Nevin counters that National Wind Watch’s charges do not apply to ConEdison Solutions. Noting that the plants have been certified “Green-E,” an independent industry organization’s highest certification standard attesting that the plants are environmentally compatible, Nevin says Con Edison’s wind farms also comply with federal regulations that call for them to be built in areas not known as pathways for migratory birds. Moreover, she says, farmers near the windmills have not complained about the noise because the pylons to the blades are over 200 feet tall, move slowly and are hard to hear under the best of circumstances.

“I’m not saying those guys are wrong in some places, but their charges certainly do not apply to us,” she says.

While the debate over wind farming continues, restaurant operators are looking to become more green by changing other ways they do business.

Chris Arnold, a spokesman for Chipotle, says its forthcoming prototype could show more people the virtues of the 30-year-old European and Japanese tankless hot-water technology that recently began making inroads in America.

Unlike conventional hot-water storage tanks that are kept at a steady temperature, usually 120 to 140 degrees, tankless hot-water systems deliver those temperatures instantaneously after water flow activates a heating device.

Some restaurant companies are looking more holistically at their carbon footprints by helping allied businesses and vendors reduce their emissions. The practice is most visible when it comes to recycling used frying oils into so-called biodiesel fuels or ethanol additives.

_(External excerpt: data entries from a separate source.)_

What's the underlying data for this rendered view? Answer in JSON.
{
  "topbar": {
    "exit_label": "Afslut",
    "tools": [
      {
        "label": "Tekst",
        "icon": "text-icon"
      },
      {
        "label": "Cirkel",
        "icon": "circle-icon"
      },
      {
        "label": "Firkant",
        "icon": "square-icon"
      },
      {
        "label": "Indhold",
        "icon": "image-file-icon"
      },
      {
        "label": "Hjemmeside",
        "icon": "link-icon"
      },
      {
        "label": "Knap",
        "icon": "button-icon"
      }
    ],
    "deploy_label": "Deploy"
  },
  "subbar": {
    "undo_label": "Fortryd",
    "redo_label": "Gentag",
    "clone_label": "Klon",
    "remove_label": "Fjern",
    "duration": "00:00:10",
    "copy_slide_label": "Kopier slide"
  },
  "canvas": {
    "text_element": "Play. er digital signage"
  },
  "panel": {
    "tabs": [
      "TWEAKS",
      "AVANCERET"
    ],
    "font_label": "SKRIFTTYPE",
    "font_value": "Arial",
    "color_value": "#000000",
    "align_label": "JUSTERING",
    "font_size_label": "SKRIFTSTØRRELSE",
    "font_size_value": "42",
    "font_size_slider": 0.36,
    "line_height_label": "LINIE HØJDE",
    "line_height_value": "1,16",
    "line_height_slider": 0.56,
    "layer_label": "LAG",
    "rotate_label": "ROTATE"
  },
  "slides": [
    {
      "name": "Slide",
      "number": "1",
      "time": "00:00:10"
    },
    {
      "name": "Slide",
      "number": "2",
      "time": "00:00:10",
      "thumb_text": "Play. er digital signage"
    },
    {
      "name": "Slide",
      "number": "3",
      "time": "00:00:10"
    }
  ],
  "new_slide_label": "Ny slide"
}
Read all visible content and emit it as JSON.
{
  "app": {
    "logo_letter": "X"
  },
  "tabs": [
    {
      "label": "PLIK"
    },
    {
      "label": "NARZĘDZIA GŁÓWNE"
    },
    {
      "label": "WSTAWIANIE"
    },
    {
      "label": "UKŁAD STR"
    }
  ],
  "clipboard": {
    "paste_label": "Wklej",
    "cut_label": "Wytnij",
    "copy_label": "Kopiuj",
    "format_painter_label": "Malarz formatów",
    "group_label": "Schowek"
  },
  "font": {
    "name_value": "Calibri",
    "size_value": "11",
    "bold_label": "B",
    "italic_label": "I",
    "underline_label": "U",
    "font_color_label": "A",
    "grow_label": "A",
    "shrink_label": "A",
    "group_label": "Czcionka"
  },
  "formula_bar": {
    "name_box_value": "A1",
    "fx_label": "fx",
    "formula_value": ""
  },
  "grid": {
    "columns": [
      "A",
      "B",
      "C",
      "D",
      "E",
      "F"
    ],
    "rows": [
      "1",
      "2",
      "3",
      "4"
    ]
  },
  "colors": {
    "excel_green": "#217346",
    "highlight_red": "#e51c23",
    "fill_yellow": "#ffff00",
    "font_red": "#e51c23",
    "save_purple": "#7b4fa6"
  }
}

Brooks Broadhurst, vice president of purchasing and distribution for Eat’n Park, says his company has teamed up with a green cooking-oil recycler, Steel City BioFuels of Pittsburgh. In the relationship, Broadhurst explains, Steel City BioFuels picks up used cooking oil from all of the operator’s 200 fast-food restaurants, full-service operations and institutional accounts and converts the grease into biofuels used in farm equipment and other vehicles.

Hard Rock Cafe is doing something similar, only on a national stage.

The day after the recent Farm Aid annual concert in New York’s Randall’s Park, the Times Square branch of the Hard Rock chain, whose motto for nearly 30 years has been “Save the Planet,” hosted another concert to show Hard Rock’s support for the Sustainable Biodiesel Alliance, a nonprofit group founded by Annie Nelson and actress Daryl Hannah. Nelson’s husband, country star Willie Nelson, performed at the Hard Rock event.

The alliance advocates that restaurant companies engage in farm-to-table activities that promote biodiesel usage in harvesting, production, distribution and recycling.

“We are proud to support Willie and Annie’s Sustainable Biodiesel Alliance and take action as a company towards a cleaner, greener Earth,” said Sean Dee, Hard Rock Cafe’s vice president and chief marketing officer.